Publicado en Diario de Noticias de Álava el 5 de noviembre de 2013
Las ciudades son algo más que materiales de construcción ordenados en el espacio, más que asfalto pintado y cristales que se caen. Son incluso más que viviendas y locales comerciales. Las ciudades son la impronta que sobre todo lo anterior van dejando quienes viven en ellas. Pero las personas, y hasta los personajes que las habitan, tienen un problema… por lo general duran menos que las piedras, el asfalto y los cristales. Por eso cambian las viviendas de dueños y los locales comerciales de clientes y negocios. Porque lo mismo que unos mueren o se van, otros nacen o vienen. Eso es un recambio natural que solo aceleran la usura de cajas y bancos y la cómplice dejadez de las instituciones. Pero no se pueden poner fronteras al tiempo, ni siquiera a golpe de ordenanza o toque de quebab.
Por eso a veces, cuando hablamos con nostalgia prematura de nuestro Ensanche, y empezamos a discutir sobre árboles y jardineras, sobre oficinas municipales o locutorios multirraciales, nos olvidamos de que esas personas que hicieron que el Ensanche y hasta incluso nuestro Vitoria fuese lo que fue van desapareciendo sin prisa pero sin pausa.
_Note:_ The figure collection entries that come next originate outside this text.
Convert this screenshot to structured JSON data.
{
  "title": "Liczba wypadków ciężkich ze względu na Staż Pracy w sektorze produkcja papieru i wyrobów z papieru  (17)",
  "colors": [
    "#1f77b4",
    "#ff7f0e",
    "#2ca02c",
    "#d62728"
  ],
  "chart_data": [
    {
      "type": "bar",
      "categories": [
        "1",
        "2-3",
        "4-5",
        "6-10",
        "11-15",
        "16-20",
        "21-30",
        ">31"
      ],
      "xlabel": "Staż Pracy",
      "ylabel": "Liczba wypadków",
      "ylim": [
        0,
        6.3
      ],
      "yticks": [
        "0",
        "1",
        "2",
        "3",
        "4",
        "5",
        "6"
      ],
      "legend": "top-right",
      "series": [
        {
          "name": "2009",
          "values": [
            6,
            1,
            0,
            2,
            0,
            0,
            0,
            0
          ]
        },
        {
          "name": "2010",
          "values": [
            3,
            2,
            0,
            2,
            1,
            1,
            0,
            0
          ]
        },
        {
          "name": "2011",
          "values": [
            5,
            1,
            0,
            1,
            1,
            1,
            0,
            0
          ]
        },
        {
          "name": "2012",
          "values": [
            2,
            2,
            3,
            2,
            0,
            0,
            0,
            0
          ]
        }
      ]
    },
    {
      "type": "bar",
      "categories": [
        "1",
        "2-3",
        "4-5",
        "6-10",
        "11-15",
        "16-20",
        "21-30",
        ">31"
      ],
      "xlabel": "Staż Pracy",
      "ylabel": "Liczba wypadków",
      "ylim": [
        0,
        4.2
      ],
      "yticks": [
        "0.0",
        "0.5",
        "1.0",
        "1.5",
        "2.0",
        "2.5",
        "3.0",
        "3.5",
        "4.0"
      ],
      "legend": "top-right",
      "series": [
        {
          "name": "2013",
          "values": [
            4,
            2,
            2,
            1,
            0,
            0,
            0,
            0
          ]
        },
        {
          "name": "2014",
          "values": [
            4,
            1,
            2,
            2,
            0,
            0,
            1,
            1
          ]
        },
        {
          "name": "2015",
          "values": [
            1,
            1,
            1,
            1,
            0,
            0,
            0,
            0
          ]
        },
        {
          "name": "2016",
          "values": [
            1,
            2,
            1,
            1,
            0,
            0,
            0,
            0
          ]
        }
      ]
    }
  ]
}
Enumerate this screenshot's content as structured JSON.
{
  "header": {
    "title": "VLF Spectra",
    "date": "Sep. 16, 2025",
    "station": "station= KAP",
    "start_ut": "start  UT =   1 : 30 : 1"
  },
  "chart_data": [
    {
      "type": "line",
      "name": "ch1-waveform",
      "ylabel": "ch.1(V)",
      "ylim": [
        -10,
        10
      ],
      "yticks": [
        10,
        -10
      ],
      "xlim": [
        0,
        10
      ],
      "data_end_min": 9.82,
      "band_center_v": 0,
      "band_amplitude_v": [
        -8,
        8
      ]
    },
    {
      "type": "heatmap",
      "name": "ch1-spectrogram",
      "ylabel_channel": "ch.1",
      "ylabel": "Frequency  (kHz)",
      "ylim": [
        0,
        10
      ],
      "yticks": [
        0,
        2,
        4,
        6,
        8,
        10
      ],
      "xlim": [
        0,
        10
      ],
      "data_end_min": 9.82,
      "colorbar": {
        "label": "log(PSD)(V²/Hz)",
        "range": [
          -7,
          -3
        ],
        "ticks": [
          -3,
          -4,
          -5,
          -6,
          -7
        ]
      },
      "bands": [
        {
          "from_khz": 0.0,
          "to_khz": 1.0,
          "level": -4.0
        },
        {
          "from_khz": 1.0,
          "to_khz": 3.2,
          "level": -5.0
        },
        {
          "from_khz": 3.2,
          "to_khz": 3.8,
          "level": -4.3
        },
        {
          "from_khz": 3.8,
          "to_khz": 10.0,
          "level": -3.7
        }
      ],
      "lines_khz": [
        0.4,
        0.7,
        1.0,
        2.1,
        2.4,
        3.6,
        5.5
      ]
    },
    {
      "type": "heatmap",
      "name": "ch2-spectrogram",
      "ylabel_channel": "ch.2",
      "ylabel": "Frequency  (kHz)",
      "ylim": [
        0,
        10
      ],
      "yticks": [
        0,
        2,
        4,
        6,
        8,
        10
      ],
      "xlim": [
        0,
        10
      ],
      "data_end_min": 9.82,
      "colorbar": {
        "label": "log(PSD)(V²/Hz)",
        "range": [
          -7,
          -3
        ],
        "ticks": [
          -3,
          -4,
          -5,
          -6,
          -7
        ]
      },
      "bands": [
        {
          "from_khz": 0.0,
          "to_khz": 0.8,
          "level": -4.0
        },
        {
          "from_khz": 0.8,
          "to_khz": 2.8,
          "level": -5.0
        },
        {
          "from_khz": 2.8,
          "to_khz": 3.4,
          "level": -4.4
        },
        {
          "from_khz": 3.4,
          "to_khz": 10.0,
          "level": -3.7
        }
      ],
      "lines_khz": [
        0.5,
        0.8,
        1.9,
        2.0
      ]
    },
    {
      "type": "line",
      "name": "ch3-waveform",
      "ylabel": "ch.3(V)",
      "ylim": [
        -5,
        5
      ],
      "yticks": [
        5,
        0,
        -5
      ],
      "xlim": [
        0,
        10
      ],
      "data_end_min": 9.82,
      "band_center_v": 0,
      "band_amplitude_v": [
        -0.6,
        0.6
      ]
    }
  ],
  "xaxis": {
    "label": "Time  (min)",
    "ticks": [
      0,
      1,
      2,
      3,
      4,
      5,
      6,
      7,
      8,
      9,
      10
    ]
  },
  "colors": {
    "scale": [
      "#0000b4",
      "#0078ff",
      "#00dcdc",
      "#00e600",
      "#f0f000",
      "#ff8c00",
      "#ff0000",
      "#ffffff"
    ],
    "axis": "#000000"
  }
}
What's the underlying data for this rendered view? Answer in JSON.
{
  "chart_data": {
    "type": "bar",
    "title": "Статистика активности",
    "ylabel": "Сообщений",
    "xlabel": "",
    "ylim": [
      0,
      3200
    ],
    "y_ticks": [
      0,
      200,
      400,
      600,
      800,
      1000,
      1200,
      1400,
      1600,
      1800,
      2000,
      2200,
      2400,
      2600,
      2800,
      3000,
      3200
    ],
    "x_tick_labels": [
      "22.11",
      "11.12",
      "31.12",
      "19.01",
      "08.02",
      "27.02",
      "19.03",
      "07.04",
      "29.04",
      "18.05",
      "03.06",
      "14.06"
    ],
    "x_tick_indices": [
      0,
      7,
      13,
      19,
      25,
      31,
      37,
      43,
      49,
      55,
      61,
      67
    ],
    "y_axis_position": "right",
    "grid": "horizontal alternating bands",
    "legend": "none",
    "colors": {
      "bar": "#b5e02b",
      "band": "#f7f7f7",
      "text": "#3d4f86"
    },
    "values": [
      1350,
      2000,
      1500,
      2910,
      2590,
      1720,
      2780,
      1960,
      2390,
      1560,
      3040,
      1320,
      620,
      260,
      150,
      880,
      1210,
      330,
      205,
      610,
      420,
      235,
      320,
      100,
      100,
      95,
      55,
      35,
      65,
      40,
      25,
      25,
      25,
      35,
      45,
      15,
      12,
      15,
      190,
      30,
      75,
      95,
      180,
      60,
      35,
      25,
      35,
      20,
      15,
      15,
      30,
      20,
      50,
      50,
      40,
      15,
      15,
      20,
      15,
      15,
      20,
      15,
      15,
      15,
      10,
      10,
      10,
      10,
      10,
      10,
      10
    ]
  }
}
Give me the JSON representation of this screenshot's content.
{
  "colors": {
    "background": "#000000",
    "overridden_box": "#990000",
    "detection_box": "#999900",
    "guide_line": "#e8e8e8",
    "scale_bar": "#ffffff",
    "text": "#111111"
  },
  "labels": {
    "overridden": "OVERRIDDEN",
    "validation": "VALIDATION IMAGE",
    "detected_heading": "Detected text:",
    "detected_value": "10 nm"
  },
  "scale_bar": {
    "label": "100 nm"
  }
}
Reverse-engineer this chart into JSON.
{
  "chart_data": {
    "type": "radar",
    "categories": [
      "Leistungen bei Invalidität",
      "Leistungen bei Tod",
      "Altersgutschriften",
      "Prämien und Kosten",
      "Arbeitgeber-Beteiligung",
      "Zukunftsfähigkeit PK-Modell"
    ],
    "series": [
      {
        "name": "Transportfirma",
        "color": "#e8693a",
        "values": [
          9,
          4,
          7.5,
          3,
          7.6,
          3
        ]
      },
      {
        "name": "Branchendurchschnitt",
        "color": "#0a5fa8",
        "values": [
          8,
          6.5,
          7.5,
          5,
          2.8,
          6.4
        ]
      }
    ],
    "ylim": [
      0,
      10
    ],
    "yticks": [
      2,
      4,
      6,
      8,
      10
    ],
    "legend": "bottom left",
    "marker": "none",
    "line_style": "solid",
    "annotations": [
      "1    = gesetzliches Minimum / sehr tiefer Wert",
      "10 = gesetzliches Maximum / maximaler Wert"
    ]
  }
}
Y así uno de pronto echa de menos sonrisas como la de Ramón, igual que se acaba uno por acostumbrar a la ausencia de la sorna de Fede, la coña de Capa, o hasta la fanfarronería de Iñaki. Cuadrillas de vinos diarios, de largas conversaciones, de eternas disquisiciones. Encuentros de buen humor en torno a un vaso de vino, sin pijotadas pero con cariño, y sobre todo con una inquebrantable afición a verse diariamente. Gente que es más de Vitoria que la calle Dato o la Plaza Nueva y no lo es a golpe de fama otorgada sino ganada día a día a golpe de zapato y zapatilla. Son nuestra reserva de la vinosfera, cada vez más escasa, para la que desde aquí, en la persona de Enrique, mandamos un saludo con su blanco y todo.